Deciding not to take our usual itinerary of flying into San Diego and facing a two-hour, late-night drive back into the desert, I will confess Sir worked his urging magic and found extremely reasonable flights way back then to go to Palm Springs instead – and thankfully the fare didn’t do anything silly in the meantime.
Prior to all this craziness around us these days, I was a very ho-hum traveler. Just get me there and I’m a happy camper. Now, with more enforced hermit-ness and being thoroughly used to being in a crowd of a maximum of four, I must confess to having just a tiny bit of trepidation.
I would like to warn all travelers that I’m not long in the patience department. If you’re planning on having a temper tantrum (or chucking a wobbly, as we would say in Oz) because the airline insists you wear a mask, then my flight is not for you. Come to think about it – no flight is for you, as all airlines are pretty adamant about it, so suck it up, brothers and sisters. Comply, and we’ll all get along famously. Without anyone in the middle seat, one can only hope.
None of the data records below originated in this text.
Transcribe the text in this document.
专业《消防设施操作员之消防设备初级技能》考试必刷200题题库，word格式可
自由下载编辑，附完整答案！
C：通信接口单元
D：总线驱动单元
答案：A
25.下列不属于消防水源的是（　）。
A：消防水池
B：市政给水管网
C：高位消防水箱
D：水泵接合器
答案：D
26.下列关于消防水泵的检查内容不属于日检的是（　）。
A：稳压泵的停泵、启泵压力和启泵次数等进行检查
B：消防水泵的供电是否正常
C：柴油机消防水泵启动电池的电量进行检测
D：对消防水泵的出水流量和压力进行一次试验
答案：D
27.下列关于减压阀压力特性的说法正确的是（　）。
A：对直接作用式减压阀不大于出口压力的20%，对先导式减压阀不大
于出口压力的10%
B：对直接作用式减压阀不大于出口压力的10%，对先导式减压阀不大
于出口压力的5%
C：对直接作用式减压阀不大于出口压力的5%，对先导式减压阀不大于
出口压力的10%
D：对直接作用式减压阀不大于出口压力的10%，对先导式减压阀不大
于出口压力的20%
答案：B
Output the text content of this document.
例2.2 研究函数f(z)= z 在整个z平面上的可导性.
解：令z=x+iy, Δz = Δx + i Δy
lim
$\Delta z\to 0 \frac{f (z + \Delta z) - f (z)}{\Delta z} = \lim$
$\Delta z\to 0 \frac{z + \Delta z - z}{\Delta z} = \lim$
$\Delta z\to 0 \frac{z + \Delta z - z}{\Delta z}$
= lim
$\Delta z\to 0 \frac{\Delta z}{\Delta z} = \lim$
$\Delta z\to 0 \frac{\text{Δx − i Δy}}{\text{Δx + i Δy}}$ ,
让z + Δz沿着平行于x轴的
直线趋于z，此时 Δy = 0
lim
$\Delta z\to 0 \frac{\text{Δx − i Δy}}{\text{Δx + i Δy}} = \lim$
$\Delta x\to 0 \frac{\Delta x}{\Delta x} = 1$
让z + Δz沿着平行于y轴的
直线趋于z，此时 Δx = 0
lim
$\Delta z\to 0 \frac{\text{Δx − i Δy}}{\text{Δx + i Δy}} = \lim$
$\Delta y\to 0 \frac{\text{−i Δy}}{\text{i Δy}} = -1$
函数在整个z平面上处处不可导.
If you want to protest something – anything – stay off my flight. I don’t want anyone in my face, up my nose, or causing mayhem. We have enough mayhem, so keep it to yourselves.
I see restaurants in California are only allowing takeout or outside dining. Dining outside in 118 degrees, I must confess, does not fill me with the joys of spring, but I guess it would keep the crowds down by that virtue alone, so maybe I can be prepared to glow after all.
So wish us luck as you wave us goodbye. Cheerio. Here we go on our way. I will have a nice evening of slides for you when we get back.